Effective January 1, 2026, the United States now imposes a 1% federal excise tax on most outbound transfers of funds from the U.S. — codified as IRC §4475, enacted by the One Big Beautiful Bill Act. For foreign sellers of U.S. real estate, this is one more line item to plan for when the sale closes and the money eventually travels home.
Here's what the rule does, what it doesn't do, and how to plan around it.
What's taxed
The 1% excise applies to "remittance transfers" — wire transfers, money transmitter services (Western Union, MoneyGram), and similar electronic payment services that move funds out of the U.S. to a foreign destination.
The tax is collected by the remittance provider, not by the sender directly. When you wire $400,000 home from a U.S. bank account to your bank in Brazil, the bank or payment service is now required to withhold an additional 1% — $4,000 — and remit it to the IRS as the new excise tax.
What's NOT taxed
The rule has two important exclusions:
- Transfers funded by U.S.-issued debit or credit cards are excluded. If the money moves card-to-card, no excise.
- Domestic transfers (within the U.S.) aren't covered. The tax only triggers when money leaves the country.
It's not a tax on having a U.S. bank account, on selling U.S. property, or on holding money in escrow. It triggers only when the funds physically leave the U.S. financial system.
How it interacts with FIRPTA
Critically: the 1% excise is in addition to FIRPTA withholding, not a credit against it. FIRPTA is an advance payment of your U.S. income tax on the gain, eventually reconcilable on Form 1040-NR. The §4475 excise is a separate transactional tax on the transfer itself, with no relationship to your eventual income tax liability.

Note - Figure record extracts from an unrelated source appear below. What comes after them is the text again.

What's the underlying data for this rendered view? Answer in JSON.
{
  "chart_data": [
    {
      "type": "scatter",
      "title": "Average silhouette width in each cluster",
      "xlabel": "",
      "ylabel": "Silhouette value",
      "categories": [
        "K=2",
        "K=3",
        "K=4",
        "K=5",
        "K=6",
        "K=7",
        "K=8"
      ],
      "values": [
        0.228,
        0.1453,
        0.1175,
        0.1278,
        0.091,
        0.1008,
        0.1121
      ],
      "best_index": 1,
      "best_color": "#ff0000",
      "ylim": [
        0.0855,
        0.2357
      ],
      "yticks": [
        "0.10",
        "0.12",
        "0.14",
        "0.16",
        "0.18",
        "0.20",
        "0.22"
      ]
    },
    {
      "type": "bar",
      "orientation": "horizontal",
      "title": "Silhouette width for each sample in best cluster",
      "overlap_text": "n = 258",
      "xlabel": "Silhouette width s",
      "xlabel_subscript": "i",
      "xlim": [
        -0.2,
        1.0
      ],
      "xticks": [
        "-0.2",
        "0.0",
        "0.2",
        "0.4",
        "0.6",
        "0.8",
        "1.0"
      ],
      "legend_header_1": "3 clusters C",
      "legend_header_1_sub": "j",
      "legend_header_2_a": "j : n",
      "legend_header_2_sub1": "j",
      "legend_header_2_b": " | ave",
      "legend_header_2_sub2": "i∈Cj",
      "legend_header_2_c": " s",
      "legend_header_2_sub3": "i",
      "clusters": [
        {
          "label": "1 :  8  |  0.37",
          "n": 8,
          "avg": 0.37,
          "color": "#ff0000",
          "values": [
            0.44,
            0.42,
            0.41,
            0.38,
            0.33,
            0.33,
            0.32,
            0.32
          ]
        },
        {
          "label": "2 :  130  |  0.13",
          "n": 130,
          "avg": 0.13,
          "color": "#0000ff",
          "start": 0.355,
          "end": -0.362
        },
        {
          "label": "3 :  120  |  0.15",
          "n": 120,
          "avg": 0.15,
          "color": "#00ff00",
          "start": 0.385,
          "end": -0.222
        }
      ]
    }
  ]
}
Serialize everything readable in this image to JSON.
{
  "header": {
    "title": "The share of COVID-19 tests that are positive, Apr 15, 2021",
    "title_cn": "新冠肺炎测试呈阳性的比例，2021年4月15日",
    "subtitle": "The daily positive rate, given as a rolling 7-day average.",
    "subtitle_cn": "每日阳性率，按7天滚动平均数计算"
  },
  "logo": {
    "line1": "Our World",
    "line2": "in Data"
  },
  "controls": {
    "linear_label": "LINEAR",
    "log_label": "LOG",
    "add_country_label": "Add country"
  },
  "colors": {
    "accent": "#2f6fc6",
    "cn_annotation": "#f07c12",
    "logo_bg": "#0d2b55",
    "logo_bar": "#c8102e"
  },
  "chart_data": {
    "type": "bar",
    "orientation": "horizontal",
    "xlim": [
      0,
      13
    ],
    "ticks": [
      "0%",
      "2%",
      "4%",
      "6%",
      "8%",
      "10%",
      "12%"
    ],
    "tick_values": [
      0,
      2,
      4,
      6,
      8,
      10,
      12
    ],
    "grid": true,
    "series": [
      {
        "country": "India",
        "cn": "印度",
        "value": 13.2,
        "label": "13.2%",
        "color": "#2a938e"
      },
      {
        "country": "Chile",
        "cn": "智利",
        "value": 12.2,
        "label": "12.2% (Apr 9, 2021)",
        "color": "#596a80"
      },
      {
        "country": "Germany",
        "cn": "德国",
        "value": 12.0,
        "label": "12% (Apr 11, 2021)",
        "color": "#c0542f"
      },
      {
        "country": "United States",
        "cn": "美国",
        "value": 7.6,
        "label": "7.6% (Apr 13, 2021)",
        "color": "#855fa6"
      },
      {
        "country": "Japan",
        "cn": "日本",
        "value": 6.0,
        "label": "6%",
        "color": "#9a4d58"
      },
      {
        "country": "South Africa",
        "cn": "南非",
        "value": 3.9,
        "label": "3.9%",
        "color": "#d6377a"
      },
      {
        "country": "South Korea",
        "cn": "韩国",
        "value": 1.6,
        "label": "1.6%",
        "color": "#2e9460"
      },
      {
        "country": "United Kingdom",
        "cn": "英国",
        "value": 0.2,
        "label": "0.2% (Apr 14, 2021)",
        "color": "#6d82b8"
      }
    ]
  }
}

What this means in practice: if your sale generates a $200,000 refund the year after closing, and you wire that $200,000 home, you pay an additional $2,000 in excise tax on the wire. The $2,000 doesn't come back. It's a real cost.
Practical planning
Three moves that minimize the impact:
1. Time your transfers. If you have flexibility on when to repatriate funds, larger less-frequent transfers face the same percentage as smaller more-frequent ones — but you minimize compounded transaction costs and bank fees by consolidating.
2. Consider whether you actually need to move all the money. If you're planning another U.S. real estate purchase in the next year, holding proceeds in a U.S. brokerage or money-market account avoids the 1% twice (once outbound, then later if you'd transferred funds back to make the next purchase).
3. The card exclusion is real. For smaller balances or recurring international transfers, using a U.S.-issued debit card to fund payments to your home country can side-step the excise — the card payment networks are excluded by statute.
For larger sums and standard wire transfers, the 1% is just a planning input. A FIRPTA refund of $80,000 still nets you $79,200 after the wire excise — meaningful, but not transaction-changing.